Five years since the start of the financial crisis, the failure of those in power to take action has emboldened more and more people to stand up. After Attorney General Eric Holder testified in a senate hearing this spring that some financial institutions were too big to face criminal prosecution, homeowners and supporters from around the country traveled to the Department of Justice in Washington, D.C., to demand otherwise. During a weeklong series of actions, homeowners marched to and set up camp at the DOJ, refusing to leave until Holder responded to their demands. Instead of the attorney general, however, the protestors were greeted by Department of Homeland Security officers armed with pepper-rock guns and Tasers. They tased several participants, including Carmen Pittman, a young woman from Atlanta who had fought to save her grandmother’s Old Fourth Ward home from foreclosure.

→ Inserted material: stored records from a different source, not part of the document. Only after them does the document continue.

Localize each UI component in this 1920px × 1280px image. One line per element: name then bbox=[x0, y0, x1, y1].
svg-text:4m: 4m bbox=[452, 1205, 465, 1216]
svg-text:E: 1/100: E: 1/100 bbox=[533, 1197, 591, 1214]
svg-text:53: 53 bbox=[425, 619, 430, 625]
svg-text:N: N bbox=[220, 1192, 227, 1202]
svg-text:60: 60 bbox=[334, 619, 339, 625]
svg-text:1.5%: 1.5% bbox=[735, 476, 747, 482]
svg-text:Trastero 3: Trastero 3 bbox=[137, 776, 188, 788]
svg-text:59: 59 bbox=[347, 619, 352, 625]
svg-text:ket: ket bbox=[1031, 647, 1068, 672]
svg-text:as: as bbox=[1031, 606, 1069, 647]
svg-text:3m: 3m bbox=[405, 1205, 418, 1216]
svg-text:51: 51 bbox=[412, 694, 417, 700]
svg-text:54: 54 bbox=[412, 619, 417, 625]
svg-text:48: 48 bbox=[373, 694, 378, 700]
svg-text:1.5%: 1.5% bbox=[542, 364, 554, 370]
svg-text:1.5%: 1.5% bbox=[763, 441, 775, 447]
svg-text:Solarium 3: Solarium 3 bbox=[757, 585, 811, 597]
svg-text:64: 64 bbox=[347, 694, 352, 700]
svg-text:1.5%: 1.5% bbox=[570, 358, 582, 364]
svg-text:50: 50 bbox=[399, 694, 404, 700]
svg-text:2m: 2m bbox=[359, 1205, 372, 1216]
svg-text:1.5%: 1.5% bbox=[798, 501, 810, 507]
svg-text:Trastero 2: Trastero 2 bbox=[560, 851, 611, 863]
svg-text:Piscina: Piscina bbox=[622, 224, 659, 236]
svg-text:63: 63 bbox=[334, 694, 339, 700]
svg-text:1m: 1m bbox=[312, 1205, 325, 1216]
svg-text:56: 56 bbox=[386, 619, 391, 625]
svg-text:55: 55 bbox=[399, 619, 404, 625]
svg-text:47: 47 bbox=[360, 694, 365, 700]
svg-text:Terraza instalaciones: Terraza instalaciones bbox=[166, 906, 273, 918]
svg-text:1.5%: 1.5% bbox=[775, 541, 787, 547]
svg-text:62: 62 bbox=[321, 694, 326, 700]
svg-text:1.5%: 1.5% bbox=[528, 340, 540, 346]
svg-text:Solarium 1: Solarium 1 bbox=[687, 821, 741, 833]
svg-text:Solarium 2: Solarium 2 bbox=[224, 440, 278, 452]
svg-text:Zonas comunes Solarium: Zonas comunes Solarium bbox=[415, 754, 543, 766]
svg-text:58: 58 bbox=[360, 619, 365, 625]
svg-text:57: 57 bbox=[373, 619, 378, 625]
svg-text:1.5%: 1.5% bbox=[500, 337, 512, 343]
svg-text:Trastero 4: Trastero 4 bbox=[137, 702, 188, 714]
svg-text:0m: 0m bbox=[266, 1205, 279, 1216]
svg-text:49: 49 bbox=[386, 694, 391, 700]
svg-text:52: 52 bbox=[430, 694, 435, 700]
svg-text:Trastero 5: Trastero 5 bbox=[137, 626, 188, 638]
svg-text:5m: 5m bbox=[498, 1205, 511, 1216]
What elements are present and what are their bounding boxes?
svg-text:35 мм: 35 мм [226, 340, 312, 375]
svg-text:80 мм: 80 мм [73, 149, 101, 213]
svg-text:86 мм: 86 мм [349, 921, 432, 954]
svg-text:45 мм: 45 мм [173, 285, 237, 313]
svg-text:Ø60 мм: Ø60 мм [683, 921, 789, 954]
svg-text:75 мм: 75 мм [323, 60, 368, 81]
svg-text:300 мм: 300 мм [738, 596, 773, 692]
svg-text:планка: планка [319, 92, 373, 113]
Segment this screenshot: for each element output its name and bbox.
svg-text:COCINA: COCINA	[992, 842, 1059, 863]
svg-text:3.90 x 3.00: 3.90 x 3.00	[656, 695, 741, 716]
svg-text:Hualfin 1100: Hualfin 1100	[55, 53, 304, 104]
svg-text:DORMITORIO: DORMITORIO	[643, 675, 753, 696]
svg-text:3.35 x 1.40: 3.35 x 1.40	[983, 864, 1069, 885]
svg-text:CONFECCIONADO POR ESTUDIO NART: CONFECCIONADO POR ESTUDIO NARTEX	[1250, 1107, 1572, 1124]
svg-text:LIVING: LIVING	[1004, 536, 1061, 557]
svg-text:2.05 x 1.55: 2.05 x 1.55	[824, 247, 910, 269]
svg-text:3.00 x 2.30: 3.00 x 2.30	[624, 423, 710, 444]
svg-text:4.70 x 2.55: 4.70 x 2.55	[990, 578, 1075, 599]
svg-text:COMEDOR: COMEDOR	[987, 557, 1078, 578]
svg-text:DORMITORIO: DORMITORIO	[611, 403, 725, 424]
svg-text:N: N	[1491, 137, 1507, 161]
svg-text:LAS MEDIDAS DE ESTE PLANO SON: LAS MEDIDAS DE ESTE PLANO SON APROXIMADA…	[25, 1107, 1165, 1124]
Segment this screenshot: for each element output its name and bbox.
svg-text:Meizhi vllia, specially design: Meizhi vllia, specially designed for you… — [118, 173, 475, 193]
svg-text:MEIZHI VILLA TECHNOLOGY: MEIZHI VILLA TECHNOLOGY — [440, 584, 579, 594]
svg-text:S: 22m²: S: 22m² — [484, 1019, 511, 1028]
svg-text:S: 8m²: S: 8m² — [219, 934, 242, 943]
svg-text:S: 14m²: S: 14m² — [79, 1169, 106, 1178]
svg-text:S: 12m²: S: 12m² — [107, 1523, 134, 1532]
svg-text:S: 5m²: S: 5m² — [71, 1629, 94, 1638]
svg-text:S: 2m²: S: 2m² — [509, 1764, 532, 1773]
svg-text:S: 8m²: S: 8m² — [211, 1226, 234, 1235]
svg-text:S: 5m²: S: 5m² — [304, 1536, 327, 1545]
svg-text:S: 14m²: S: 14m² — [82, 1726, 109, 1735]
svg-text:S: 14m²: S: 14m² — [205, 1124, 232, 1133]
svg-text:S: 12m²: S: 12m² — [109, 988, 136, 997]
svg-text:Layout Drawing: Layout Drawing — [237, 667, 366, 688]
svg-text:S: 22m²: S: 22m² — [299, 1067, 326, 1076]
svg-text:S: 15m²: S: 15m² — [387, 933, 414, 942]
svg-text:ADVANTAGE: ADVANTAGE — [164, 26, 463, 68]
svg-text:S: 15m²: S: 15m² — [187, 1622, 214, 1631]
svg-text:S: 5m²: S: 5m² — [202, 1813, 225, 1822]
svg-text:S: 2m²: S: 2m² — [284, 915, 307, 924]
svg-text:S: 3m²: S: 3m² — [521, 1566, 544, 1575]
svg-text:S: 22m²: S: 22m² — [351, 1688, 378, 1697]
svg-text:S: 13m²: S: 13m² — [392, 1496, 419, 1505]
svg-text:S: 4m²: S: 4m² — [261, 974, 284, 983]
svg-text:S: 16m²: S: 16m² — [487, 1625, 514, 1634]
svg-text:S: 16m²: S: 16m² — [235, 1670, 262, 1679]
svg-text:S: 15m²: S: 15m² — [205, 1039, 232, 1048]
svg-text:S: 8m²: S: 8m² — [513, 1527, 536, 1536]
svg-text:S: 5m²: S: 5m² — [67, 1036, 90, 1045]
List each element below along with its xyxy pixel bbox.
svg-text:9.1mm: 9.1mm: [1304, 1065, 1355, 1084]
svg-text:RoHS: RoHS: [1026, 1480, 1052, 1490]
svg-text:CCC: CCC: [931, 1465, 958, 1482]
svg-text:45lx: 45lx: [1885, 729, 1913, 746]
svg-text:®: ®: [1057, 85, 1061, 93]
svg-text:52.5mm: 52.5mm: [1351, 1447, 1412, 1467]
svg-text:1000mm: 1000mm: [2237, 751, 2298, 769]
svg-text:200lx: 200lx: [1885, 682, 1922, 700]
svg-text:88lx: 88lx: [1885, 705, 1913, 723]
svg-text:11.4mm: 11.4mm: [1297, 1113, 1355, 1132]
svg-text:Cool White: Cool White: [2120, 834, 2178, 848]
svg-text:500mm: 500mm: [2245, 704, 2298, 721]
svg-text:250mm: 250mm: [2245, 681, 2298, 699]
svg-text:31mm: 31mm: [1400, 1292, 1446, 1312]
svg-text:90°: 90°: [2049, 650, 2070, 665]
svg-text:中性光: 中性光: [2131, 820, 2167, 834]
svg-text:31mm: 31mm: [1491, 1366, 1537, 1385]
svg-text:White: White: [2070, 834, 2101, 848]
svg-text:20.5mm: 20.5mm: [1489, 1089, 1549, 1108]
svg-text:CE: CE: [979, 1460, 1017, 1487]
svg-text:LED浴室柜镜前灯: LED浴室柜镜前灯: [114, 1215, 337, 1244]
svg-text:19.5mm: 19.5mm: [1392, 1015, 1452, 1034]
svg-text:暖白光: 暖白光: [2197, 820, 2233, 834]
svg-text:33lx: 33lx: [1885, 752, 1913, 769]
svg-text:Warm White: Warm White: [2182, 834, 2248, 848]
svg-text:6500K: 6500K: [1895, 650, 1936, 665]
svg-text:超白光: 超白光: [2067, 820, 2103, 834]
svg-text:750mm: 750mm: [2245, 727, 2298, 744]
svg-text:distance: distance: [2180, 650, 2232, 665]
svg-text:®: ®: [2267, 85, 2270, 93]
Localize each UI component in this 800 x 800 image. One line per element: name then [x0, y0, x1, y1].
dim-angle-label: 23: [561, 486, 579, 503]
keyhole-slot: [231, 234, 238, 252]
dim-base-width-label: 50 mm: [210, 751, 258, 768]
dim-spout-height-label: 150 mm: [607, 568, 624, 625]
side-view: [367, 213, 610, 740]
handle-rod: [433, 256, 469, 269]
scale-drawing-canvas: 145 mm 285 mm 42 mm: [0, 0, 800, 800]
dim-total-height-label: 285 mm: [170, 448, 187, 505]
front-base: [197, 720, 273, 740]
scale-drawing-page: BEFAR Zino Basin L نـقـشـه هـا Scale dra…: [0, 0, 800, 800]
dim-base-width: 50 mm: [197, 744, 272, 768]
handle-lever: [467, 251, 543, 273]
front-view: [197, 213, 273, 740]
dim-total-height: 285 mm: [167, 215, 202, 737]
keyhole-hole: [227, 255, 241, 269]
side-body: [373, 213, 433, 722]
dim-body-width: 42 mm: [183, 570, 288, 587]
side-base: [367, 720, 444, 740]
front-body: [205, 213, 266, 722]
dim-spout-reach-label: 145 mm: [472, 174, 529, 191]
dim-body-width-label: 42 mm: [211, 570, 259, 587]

Despite the threat of violence, the participants, many of them elderly or participating in their first protest, stood their ground. Twenty-seven homeowners were arrested and taken to jail, where they refused to give law enforcement their names, and instead provided those of bank executives who they insisted should be the ones arrested in their places. For two days, D.C. jails were booked with multiple people claiming to be Jamie Dimon, Brian Moynihan, John Stumpf, and Richard Davis, the CEOs of JPMorgan Chase, Bank of America, Wells Fargo, and U.S. Bancorp, respectively. Seven more women were arrested in another action for peacefully blocking the entrance to Covington & Burling, a white-collar defense firm where Holder was once a partner, and whose clients include Bank of America and Wells Fargo. The women — all of them homeowners fighting foreclosure, and all but one of them grandmothers — were protesting the “revolving door” between Wall Street and Washington.
As the crisis of inequality continues in our country, more and more people are taking brave risks and using nonviolence to fight for justice. As Rev. Martin Luther King Jr. once said, “Nonviolence holds that the universe is on the side of justice and that right will eventually prevail.”
Shabnam Bashiri has been working with Occupy Our Homes Atlanta since May 2012.